Abstract

The Théâtre Feydeau, known as the Théâtre de Monsieur for the first three years of its existence under the protection of the Comte de Provence (the future Louis XVIII), opened in 1789 and prospered for the next twelve years, staging an extraordinary mixture of genres: drama, vaudeville, opéra comique, and Italian opera buffa. It was the latter that was the most important genre during the theatre’s early life: thirty-four Italian operas were produced between 1789 and 1792, and their selection and adaptation for Parisian audiences sheds light on our understanding of contemporary taste, and of perceptions of Italian and French music and drama of the period.
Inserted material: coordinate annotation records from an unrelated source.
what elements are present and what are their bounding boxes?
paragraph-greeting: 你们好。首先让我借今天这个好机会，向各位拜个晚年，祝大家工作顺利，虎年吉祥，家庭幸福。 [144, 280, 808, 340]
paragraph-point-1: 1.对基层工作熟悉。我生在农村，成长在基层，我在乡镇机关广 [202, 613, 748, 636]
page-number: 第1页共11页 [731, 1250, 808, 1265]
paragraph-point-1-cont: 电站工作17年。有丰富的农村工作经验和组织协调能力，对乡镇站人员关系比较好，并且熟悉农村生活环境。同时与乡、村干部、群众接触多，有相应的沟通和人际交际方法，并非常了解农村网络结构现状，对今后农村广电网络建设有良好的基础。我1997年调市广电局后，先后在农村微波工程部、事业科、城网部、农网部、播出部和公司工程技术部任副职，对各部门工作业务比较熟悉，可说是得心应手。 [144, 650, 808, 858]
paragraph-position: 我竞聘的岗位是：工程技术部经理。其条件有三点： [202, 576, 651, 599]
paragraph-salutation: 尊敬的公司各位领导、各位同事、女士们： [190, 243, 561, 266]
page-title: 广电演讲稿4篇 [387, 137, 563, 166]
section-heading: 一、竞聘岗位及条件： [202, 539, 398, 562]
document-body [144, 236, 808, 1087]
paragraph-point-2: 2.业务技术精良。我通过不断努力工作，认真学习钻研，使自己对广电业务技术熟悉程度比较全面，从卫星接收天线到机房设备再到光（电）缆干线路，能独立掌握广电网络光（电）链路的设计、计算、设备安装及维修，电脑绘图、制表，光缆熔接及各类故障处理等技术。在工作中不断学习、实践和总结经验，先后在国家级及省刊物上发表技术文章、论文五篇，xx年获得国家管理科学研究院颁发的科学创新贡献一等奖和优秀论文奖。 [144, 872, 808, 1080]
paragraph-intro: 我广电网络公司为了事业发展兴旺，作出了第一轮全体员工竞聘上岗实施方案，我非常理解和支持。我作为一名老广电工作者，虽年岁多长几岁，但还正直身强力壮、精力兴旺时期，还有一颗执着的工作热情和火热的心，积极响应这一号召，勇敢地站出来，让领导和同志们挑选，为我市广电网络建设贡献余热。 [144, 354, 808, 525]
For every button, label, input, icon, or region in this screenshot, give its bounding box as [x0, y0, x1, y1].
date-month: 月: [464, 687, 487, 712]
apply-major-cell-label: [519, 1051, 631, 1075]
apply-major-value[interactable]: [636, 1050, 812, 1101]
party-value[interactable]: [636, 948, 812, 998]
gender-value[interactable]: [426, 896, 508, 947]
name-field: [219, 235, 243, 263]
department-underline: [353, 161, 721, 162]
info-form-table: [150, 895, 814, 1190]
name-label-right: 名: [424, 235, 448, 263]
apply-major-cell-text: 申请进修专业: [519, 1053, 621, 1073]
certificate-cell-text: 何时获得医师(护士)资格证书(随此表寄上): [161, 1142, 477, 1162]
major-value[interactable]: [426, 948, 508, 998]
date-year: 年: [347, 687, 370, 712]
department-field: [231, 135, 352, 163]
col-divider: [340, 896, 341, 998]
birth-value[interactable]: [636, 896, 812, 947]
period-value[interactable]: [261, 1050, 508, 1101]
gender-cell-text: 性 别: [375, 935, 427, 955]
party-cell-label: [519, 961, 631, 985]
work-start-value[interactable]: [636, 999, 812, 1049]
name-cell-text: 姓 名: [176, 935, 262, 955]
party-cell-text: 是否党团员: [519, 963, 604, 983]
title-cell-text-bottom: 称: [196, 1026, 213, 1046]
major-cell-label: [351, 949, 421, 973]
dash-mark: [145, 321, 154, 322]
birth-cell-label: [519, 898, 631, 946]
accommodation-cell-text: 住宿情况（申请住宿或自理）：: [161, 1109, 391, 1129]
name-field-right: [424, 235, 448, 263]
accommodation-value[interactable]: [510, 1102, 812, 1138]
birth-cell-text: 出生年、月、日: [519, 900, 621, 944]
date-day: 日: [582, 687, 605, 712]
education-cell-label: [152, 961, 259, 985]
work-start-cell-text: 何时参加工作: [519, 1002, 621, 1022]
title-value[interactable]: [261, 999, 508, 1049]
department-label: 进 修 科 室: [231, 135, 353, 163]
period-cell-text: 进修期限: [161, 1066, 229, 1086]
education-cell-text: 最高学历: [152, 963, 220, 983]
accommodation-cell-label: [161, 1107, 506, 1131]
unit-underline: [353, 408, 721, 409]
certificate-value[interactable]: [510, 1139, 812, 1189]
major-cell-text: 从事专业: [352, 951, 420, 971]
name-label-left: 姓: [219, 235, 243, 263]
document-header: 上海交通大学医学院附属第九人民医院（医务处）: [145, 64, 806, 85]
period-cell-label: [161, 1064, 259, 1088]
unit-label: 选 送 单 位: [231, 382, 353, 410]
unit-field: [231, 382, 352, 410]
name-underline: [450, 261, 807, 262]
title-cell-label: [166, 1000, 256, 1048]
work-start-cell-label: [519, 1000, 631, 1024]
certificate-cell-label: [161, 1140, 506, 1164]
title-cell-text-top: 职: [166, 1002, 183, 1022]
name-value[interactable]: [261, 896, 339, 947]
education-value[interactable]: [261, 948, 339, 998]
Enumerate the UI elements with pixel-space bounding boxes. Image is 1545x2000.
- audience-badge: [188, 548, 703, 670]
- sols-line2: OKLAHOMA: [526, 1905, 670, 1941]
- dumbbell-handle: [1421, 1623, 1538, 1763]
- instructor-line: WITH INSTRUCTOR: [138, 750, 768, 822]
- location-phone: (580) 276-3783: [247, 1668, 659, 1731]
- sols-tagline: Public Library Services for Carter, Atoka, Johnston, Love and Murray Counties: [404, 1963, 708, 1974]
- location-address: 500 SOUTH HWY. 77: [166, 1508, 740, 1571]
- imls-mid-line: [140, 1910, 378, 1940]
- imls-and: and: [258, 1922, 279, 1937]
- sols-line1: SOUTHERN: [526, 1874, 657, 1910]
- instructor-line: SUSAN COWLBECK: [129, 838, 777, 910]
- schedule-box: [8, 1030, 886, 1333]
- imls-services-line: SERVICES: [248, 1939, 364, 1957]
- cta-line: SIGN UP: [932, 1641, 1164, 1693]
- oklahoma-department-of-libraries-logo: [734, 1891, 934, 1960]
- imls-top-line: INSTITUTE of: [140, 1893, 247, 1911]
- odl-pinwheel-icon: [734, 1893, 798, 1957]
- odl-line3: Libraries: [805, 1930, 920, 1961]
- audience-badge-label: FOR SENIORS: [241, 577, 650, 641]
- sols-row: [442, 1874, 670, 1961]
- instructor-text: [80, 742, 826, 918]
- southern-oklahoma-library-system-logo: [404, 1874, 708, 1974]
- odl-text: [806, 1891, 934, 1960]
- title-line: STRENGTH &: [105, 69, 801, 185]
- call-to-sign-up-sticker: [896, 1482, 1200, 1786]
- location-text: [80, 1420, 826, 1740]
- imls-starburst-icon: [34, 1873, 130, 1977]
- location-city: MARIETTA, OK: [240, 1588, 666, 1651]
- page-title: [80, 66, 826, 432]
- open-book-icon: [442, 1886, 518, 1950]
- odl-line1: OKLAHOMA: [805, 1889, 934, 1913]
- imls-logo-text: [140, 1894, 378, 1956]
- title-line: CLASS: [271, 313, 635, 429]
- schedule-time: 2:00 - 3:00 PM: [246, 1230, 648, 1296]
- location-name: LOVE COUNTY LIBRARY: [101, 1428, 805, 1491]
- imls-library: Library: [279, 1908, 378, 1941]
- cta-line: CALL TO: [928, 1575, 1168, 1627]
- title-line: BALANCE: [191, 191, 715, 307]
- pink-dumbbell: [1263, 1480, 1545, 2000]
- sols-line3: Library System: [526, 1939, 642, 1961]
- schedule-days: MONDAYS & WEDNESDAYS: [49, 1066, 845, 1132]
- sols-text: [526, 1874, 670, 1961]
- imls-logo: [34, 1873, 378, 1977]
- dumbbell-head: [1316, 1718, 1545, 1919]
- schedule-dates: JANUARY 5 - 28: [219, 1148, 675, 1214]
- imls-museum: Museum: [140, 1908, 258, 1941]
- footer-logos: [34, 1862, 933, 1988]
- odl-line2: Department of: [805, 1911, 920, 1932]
Alessandro Di Profio’s book is a study of this hybrid genre, and contributes to the growing body of explorations of operatic institutions in post-1789 Paris—Mark Everist’s study of the Odéon; John Drysdale’s volume on the Opéra, Olivier Barra’s work on the Opéra-Comique, and a forthcoming volume of articles on the institutions of opera in France during the nineteenth century, evolving from a conference at the University of North Carolina in September 2004 organized by Annegret Fauser and M. Elizabeth C. Bartlet. Like these other scholars, Di Profio aims to provide a ‘thick’ contextual setting for the Italian operas produced at the Monsieur/Feydeau; he sets out specifically to ‘put into perspective the creation of the Théâtre de Monsieur on the one hand, and the production of Italian opera on the other, highlighting at each step what was at stake politically and culturally’ (p. 8). Like Everist, he is dealing with adaptations rather than new works, which gives him an effective way of establishing how the expectations and tastes of French audiences translated into aesthetic decisions taken by the patrons, directors, musicians, and writers at the Monsieur.